Men Can’t Stop Hitting on the World’s Oldest Female Stand-Up Comic

Yeah, she’s hilarious, but ‘it’s not my brain they’re after’
Men Can’t Stop Hitting on the World’s Oldest Female Stand-Up Comic

It’s an unfortunate reality for female stand-up comedians — there’s a subset of men who believe lady comics are dying for their affection. And according to the world’s oldest female stand-up comic D’yan Forest, it never lets up — even when you’re 88 years old. “One thing that has surprised me is the number of young men who hit on me after a show,” she told The Guardian. “They’ll stand outside afterwards, waiting to talk to me.” 

Perhaps they’re attracted to Forest’s raunchy onstage persona.
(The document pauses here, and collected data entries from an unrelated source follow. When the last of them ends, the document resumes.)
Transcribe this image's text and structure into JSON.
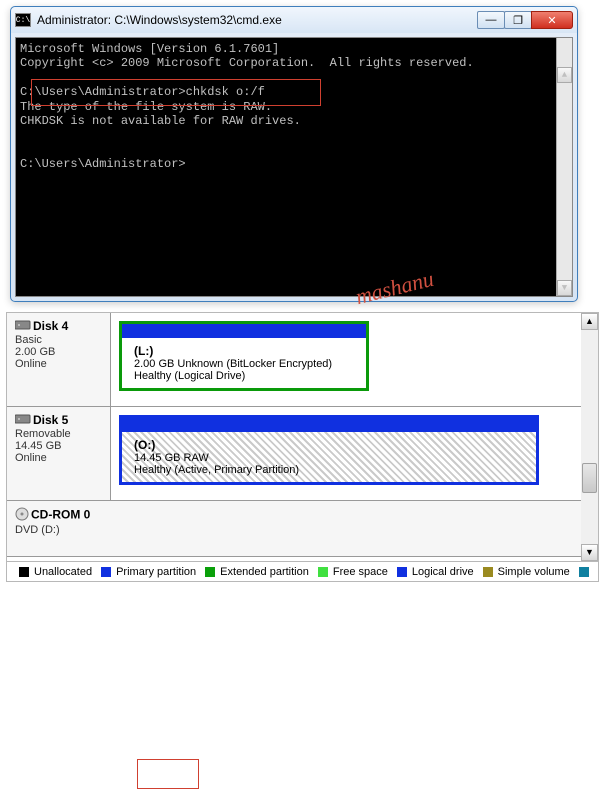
{
  "cmd": {
    "title_prefix": "Administrator: ",
    "title_path": "C:\\Windows\\system32\\cmd.exe",
    "icon_text": "C:\\",
    "lines": {
      "l1": "Microsoft Windows [Version 6.1.7601]",
      "l2": "Copyright <c> 2009 Microsoft Corporation.  All rights reserved.",
      "l3": "",
      "l4": "C:\\Users\\Administrator>chkdsk o:/f",
      "l5": "The type of the file system is RAW.",
      "l6": "CHKDSK is not available for RAW drives.",
      "l7": "",
      "l8": "",
      "l9": "C:\\Users\\Administrator>"
    },
    "buttons": {
      "min": "—",
      "max": "❐",
      "close": "✕"
    }
  },
  "watermark": "mashanu",
  "disks": {
    "d4": {
      "name": "Disk 4",
      "type": "Basic",
      "size": "2.00 GB",
      "status": "Online",
      "vol": {
        "letter": "(L:)",
        "line1": "2.00 GB Unknown (BitLocker Encrypted)",
        "line2": "Healthy (Logical Drive)"
      }
    },
    "d5": {
      "name": "Disk 5",
      "type": "Removable",
      "size": "14.45 GB",
      "status": "Online",
      "vol": {
        "letter": "(O:)",
        "line1": "14.45 GB RAW",
        "line2": "Healthy (Active, Primary Partition)"
      }
    },
    "cd": {
      "name": "CD-ROM 0",
      "type": "DVD (D:)"
    }
  },
  "legend": {
    "unalloc": "Unallocated",
    "primary": "Primary partition",
    "extended": "Extended partition",
    "free": "Free space",
    "logical": "Logical drive",
    "simple": "Simple volume"
  },
  "scroll": {
    "up": "▲",
    "down": "▼"
  }
}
While she claims to be more of a Puritan in real life, on stage she delivers racy punchlines about “not having the energy for 69s.” Still, why would comics of any age want to put up with the unwanted affection of comedy nerds? “I’m pleased I can show that as an older person, you don’t need to take a back seat in life.”
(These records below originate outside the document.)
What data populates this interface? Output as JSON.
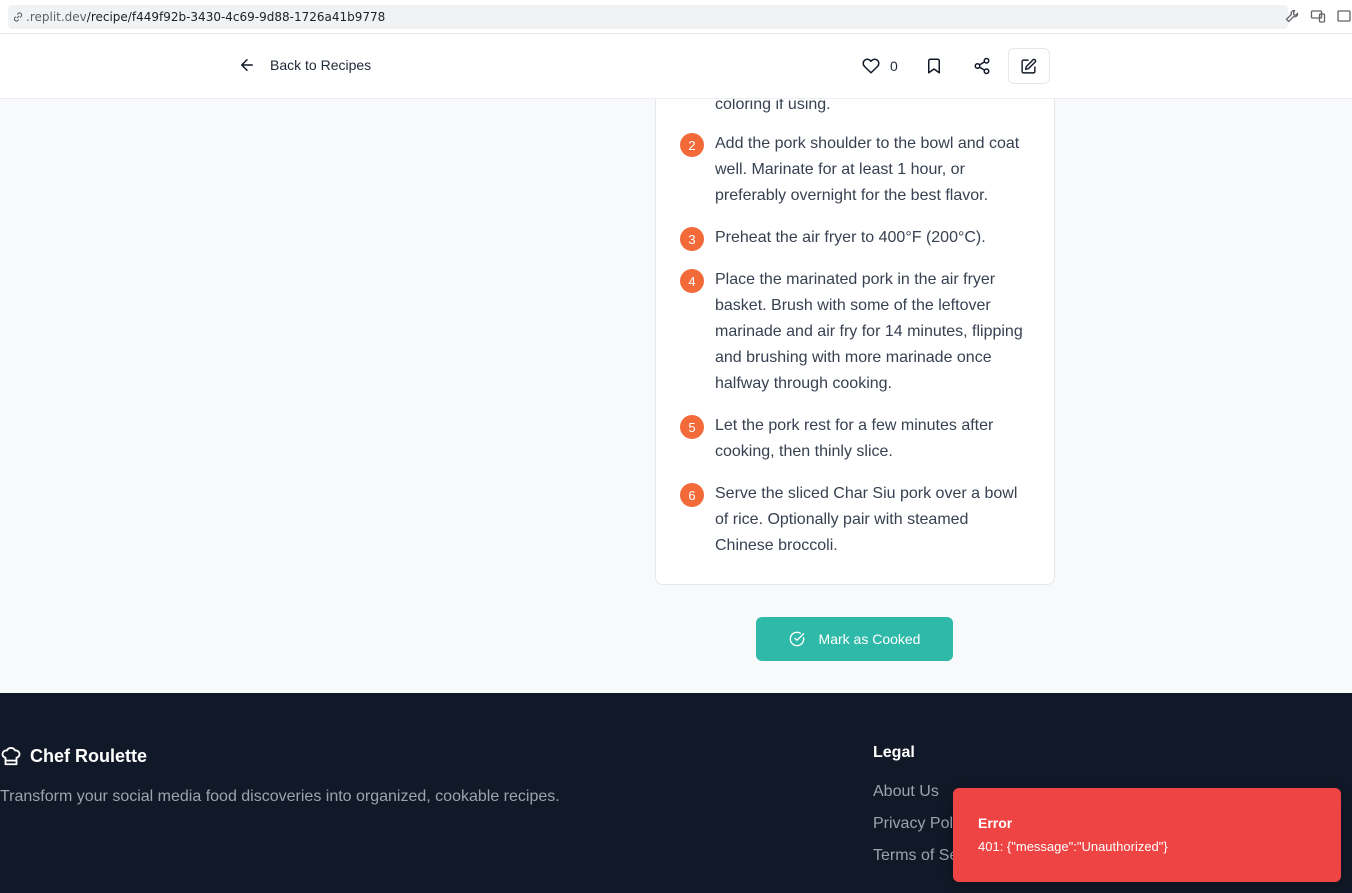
{
  "browser": {
    "url_host": ".replit.dev",
    "url_path": "/recipe/f449f92b-3430-4c69-9d88-1726a41b9778"
  },
  "header": {
    "back_label": "Back to Recipes",
    "like_count": "0"
  },
  "instructions": {
    "partial_text": "coloring if using.",
    "steps": [
      {
        "number": "2",
        "text": "Add the pork shoulder to the bowl and coat well. Marinate for at least 1 hour, or preferably overnight for the best flavor."
      },
      {
        "number": "3",
        "text": "Preheat the air fryer to 400°F (200°C)."
      },
      {
        "number": "4",
        "text": "Place the marinated pork in the air fryer basket. Brush with some of the leftover marinade and air fry for 14 minutes, flipping and brushing with more marinade once halfway through cooking."
      },
      {
        "number": "5",
        "text": "Let the pork rest for a few minutes after cooking, then thinly slice."
      },
      {
        "number": "6",
        "text": "Serve the sliced Char Siu pork over a bowl of rice. Optionally pair with steamed Chinese broccoli."
      }
    ]
  },
  "actions": {
    "mark_cooked_label": "Mark as Cooked"
  },
  "footer": {
    "brand": "Chef Roulette",
    "tagline": "Transform your social media food discoveries into organized, cookable recipes.",
    "legal_title": "Legal",
    "links": [
      "About Us",
      "Privacy Policy",
      "Terms of Service"
    ]
  },
  "toast": {
    "title": "Error",
    "message": "401: {\"message\":\"Unauthorized\"}"
  },
  "colors": {
    "step_badge": "#f26a3a",
    "primary_button": "#2fb9a9",
    "footer_bg": "#111827",
    "toast_bg": "#ef4444"
  },
  "icons": [
    "link-icon",
    "wrench-icon",
    "devices-icon",
    "arrow-left-icon",
    "heart-icon",
    "bookmark-icon",
    "share-icon",
    "edit-icon",
    "check-circle-icon",
    "chef-hat-icon"
  ]
}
Forest isn’t even afraid of getting a little naughty on The Drew Barrymore Show: “I love the young people. Except after the show, a lot of the young guys come up and they say the same thing. ‘D’yan, you can be my grandmother.’ I said, ‘But I’m not your grandmother, so if you kiss me, I expect a little tongue.’”

Amorous fans aren’t Forest’s only comedy challenges. “In New York, comedians are typically young men with beards,” she says. “It’s hard enough to break through as a woman, even harder as someone old enough to be their grandmother.”

So after twenty years of stand-up, why keep at it when you’re pushing 90? Forest’s friends can’t understand it, telling her she’s nuts to be hitting the clubs at night instead of taking it easy. But she can’t get enough of the juice. Besides, she can’t stay current by staying at home. “I like engaging with the world and you’ve got to be in touch to be funny,” she says. “Comedy has changed hugely in the past 20 years … what was considered funny then isn’t seen as funny now. Audiences have changed, too.”

Well, some things about audiences have changed. Unfortunately, it’s not the dudes. “They often ask me out,” Forest says, “and it’s not my brain they’re after.”